The data come from the R base. type ?Orange to see the description of the data in R.
head(Orange) # looking at the first 6 rows (6 is the default)
## Tree age circumference
## 1 1 118 30
## 2 1 484 58
## 3 1 664 87
## 4 1 1004 115
## 5 1 1231 120
## 6 1 1372 142
dim(Orange) # Checking the size (35 rows, and 3 columns)
## [1] 35 3
sum(is.na(Orange)) # Checking if the number of mssing values, if any (it's complete)
## [1] 0
sapply(Orange, class) # class of the variables (Trees is categorical. Others are numeric)
## $Tree
## [1] "ordered" "factor"
##
## $age
## [1] "numeric"
##
## $circumference
## [1] "numeric"
It’s time to check how many per categories we have in Trees
with(Orange, table(Tree)) # there are 1-5 categories, each with 7 frequencies
## Tree
## 3 1 5 2 4
## 7 7 7 7 7
Let’s check the relationshjip between age and circumference
with(Orange, plot(age, circumference), main = "Scatter Plot")
It looks like age is set by categories. But let’s check on that
with(Orange, hist(age))
unique(Orange$age) # we have about 7 different values for age..
## [1] 118 484 664 1004 1231 1372 1582
with(Orange, hist(circumference)) # we really do not have enough data point to generate a nice plot, but we can try
Adding a regression line to see a little better, a little more sophicticated, so we use ggplot2
library(ggplot2)
ggplot(Orange, aes(age, circumference)) + geom_point() +
geom_smooth(method = "lm", se = F) + ggtitle("Scatter Plot")
Let’s try to predict the circumference using age. t is a simple linear regression
my.model <- lm(circumference ~ 1 + age, data = Orange)
summary(my.model)
##
## Call:
## lm(formula = circumference ~ 1 + age, data = Orange)
##
## Residuals:
## Min 1Q Median 3Q Max
## -46.310 -14.946 -0.076 19.697 45.111
##
## Coefficients:
## Estimate Std. Error t value Pr(>|t|)
## (Intercept) 17.399650 8.622660 2.018 0.0518 .
## age 0.106770 0.008277 12.900 1.93e-14 ***
## ---
## Signif. codes: 0 '***' 0.001 '**' 0.01 '*' 0.05 '.' 0.1 ' ' 1
##
## Residual standard error: 23.74 on 33 degrees of freedom
## Multiple R-squared: 0.8345, Adjusted R-squared: 0.8295
## F-statistic: 166.4 on 1 and 33 DF, p-value: 1.931e-14
Interpreting the result: The coefficient of determination is 0.8345. This means 83% of the variation in circumference can be predicted by the variation in age. The intercept is not interpetable inthis situation because a tree with zero age does not have a circumference. We could overcome this limitation by centenring the age variable. We will look at how to do that ina different demonstration. The slope is 0.11. This means the predicted circuference is expected to increase by 0.11 for a unit increase in age. This is significant at the alpha level of 0.05.

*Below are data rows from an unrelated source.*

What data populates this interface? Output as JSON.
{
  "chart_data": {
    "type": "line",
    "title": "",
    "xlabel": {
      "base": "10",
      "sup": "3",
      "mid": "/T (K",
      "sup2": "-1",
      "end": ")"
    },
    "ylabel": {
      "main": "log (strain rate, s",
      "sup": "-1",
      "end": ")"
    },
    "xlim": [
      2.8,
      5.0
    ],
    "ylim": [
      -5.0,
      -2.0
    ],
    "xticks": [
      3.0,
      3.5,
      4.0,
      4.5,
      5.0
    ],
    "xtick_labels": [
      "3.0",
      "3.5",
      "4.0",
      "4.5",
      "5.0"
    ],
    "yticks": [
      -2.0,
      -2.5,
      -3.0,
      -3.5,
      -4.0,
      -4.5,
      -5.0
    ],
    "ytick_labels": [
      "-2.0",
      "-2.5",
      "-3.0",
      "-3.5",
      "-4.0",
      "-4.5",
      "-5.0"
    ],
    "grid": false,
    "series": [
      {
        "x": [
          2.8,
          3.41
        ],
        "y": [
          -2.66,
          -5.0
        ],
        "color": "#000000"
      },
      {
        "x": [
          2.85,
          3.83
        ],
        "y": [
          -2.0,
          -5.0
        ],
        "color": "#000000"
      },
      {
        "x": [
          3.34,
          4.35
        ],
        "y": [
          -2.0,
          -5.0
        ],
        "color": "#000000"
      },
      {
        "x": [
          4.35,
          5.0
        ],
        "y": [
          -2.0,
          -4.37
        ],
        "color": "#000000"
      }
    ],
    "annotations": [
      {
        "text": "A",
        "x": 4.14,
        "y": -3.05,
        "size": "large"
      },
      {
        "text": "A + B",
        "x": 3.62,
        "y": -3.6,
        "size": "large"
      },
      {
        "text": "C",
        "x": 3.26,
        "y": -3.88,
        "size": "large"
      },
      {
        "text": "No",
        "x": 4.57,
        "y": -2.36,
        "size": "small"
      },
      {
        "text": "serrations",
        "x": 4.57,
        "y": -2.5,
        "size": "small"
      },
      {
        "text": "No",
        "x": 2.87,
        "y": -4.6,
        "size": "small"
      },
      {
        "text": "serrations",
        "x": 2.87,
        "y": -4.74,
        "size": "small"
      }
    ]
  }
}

Before we can trust this interpretation, the assumnption of inear regression must hold to a reasonable extent. The technique used here assumes that the residuals follow normal distribution witha mean of zero and a constant variance. Lte’s check that!
library(broom)
out <- augment(my.model)
head(out)
## # A tibble: 6 x 9
## circumference age .fitted .se.fit .resid .hat .sigma .cooksd
## <dbl> <dbl> <dbl> <dbl> <dbl> <dbl> <dbl> <dbl>
## 1 30 118 30.0 7.77 1.45e-3 0.107 24.1 2.51e-10
## 2 58 484 69.1 5.41 -1.11e+1 0.0519 24.0 6.29e- 3
## 3 87 664 88.3 4.55 -1.30e+0 0.0367 24.1 5.88e- 5
## 4 115 1004 125. 4.07 -9.60e+0 0.0294 24.0 2.55e- 3
## 5 120 1231 149. 4.76 -2.88e+1 0.0402 23.5 3.22e- 2
## 6 142 1372 164. 5.47 -2.19e+1 0.0532 23.8 2.52e- 2
## # … with 1 more variable: .std.resid <dbl>
ggplot(out, aes(.resid)) + geom_histogram() # not too good, but we have only 35 observations. So this is okay. Best is to have much more data for better evaluation.
## `stat_bin()` using `bins = 30`. Pick better value with `binwidth`.
ggplot(out, aes(.fitted, .resid)) + geom_point() +
ylab("Residuals") +
xlab("Predicted values") +
ggtitle("Residuals plot")
Residual plots should not show any pattern. Again, we 35 observations, it is not feasible to evaluate the assumptions well. The hope is that with more data, the assumption will hold. So the result of the analysis must me interpreted with caution at this point, based on the data used.